Niobium is a pure element, not an alloy. In it’s natural state it’s fully hypoallergenic and easy to bend, which makes it easy to shape and form and this way ideal for piercing jewelry. Niobium is the next step up from ASTM F138 implant grade steel 316LVM. It’s a bit heavier that 316LVM and also stronger. The price tag is also higher, but an excellent midway between titanium and 316LVM to many. Niobium piercing jewelry are most often anodised. It’s not reactive and most people can support it in healing piercings as well as healed piercings without sensitivity problems. Niobium is easier to anodise with better results than titanium and also niobium can be anodised black.

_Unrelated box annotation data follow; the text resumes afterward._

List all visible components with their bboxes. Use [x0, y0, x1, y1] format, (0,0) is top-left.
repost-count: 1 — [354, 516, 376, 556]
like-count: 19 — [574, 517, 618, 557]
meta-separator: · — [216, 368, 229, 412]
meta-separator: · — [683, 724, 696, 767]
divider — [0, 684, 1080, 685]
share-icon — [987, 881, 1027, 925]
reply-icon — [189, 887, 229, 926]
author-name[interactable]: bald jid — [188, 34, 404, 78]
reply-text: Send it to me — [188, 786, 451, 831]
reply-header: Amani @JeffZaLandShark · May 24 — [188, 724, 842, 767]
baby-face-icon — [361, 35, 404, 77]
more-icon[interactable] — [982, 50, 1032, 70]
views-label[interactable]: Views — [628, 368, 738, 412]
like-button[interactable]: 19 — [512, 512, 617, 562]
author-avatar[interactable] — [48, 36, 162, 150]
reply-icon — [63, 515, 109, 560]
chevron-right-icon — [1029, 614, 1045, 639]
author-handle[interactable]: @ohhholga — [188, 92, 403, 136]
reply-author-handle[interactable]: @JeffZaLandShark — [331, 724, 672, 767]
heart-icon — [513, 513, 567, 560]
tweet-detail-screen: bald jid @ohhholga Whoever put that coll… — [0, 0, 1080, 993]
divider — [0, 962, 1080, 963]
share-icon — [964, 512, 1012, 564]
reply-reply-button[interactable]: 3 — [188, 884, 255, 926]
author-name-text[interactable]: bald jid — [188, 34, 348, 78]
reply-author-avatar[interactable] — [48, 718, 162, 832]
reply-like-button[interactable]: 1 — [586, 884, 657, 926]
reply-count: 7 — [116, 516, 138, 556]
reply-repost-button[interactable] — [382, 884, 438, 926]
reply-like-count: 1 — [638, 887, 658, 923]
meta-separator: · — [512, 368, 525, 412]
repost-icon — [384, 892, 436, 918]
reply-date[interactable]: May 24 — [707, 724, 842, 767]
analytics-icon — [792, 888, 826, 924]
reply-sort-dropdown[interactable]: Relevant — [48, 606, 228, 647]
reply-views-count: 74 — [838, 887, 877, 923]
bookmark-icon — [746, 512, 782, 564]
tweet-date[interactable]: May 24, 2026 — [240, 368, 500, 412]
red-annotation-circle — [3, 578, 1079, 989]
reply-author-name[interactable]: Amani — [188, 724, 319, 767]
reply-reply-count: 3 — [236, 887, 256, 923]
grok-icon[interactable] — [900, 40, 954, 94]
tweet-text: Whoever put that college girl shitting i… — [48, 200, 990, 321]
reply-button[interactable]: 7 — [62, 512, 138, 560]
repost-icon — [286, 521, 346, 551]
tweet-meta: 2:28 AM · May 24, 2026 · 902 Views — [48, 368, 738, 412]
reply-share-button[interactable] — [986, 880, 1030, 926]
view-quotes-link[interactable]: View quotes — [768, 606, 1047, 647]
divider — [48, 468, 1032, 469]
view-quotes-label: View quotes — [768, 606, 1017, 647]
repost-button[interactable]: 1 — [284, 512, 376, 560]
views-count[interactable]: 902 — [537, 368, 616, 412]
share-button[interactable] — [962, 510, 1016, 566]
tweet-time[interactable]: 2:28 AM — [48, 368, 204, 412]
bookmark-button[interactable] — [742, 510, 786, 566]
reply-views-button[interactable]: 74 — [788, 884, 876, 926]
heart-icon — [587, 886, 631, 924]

Anodisation does fade over time.
PTFE (polytetrafuloroethylene), also known as teflon, is a durable, inert, smooth and flexible plastic that is used often as a component for permanent and temporary surgical implants. PTFE can be sterilized in an autoclave, is entirely flexible and thus will bend with your body, something metal jewelry won’t. PTFE is also entirely hypoallergenic. Should there be a problem or an allergic reaction or rejection of conventional metal jewelry, PTFE is probably a practical choice for replacement as it also is adjustable under any circumstance. A razor blade is enough to cut it to size and it is self-threading, just screw on the ball and it will create the needed threading. I sometimes hear that this is not true and that it is harder to create threading than it seems but make no mistake, if this is the case then you are not dealing with PTFE but probably with either, bioplast, bioflex, acrylic, polycarbonate, PMFK or tygon. The only downside of PTFE is that it’s only available in white-transparent color.
Glass is hypoallergenic, can be sterilized in the autoclave and is easy to clean, super smooth – something that is very important for all piercings – and it’s cheap. Glass is available in many different styles, colors and shapes. This material is also wearable in piercings and in stretched piercings in small and bigger sizes. Glass is transparent and this allows for it to be worn as “invisible” retainers so piercings can be worn where they wouldn’t be allowed such as workplaces. Glass exists in two varieties: Pyrex, Which is a material where test tubes are made from for in laboratories. Boro-silicate glass is heat resistant glass, that has a longer lifespan than most types of glass. This type of glass is also called hard glass. This doesn’t mean it doesn’t break, because it does but it needs much more heat to melt if you compare it to soft glass.
Soft glass is the kind wine bottles are made of. It’s also called soda-lime glass. Soft glass is not autoclavable.